The next morning I was told to leave by one of the secretaries. The heir apparent excused the chauffeur and ruefully drove me to the airport. The airport had the family name and there were huge photographs of his mother and father above the escalators. I’ll see you back there, he said, uncharacteristically gloomy. And Andrew understood that for a moment he’d been brought into the family dynamic as an incidental player in his roommate’s ongoing struggle.

IX

SO THERE YOU HAVE some of my memory, in case you doubted me.

I didn’t doubt you.

I was surprised to find him a middle-aged man. Unless you’ve seen someone on a daily basis, in which case the changes are imperceptible, it takes a moment before the remembered image dissolves.

Hadn’t you seen photographs, interviews on television, speeches?

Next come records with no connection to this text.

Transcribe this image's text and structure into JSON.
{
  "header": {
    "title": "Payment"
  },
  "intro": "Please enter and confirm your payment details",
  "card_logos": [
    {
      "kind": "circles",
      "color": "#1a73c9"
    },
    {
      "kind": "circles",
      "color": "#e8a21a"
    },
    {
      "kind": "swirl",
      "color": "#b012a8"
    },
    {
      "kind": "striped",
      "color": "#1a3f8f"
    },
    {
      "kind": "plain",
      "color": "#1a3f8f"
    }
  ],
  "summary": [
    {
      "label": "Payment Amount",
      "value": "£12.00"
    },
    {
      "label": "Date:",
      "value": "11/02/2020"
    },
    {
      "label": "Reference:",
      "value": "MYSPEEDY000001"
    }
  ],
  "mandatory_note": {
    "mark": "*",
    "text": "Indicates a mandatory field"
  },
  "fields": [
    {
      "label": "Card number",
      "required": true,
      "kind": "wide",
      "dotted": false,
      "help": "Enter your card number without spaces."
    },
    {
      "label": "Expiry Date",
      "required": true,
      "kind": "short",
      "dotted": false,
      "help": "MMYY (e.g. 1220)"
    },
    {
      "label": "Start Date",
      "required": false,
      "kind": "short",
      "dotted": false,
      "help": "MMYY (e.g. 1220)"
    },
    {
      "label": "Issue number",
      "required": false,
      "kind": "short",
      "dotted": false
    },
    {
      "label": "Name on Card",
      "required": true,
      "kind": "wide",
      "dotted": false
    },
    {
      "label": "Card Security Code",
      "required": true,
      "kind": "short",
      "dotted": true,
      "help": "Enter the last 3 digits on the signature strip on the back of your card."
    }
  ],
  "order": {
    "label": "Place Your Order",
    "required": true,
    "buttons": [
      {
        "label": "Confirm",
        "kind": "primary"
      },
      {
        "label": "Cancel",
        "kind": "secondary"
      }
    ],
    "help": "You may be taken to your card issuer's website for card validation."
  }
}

Not the same as running into a life up close. Later, when I was sitting around in the Oval Office, I recognized the same twist of the mouth before the punch line of some dumb joke. That was the same. And the cockiness was there. But the eyes, a little bit scared, the eyes. Like he’d realized what he’d become. The hair gunmetal dull, some thinning on the crown.

As for the others, Chaingang and Rumbum, they were small men, I mean physically small, the one red of face, scowling of mouth, the other impeccably tailored and barbered, the instincts of a peacock, but both smaller in scale than their pictures, so that was interesting.

Who did you say?

It was a game of his — subtle, really — a sign of his affection, a kind of honorific, or maybe a brand such as you burn into a steer, because it was also a means of letting you know he owned you, knew what you were in essence. Like with Peachums. So the two key men in his administration, the ones who ran things, were Chaingang and Rumbum.

And what were you?

He stamped me as well, with his breakout smile. I was Android.

I see.

Uncanny, as if some dendrite winding through his brain was snappier than the billions of others. Because I was Android, all right. Tap me with your knuckle, hear the clunk.

So there you were.

He would never ask Android anything about himself, personal stuff, how his life had gone, whether he was married, those questions you ask if you have any curiosity. It was as if we were still at Yale.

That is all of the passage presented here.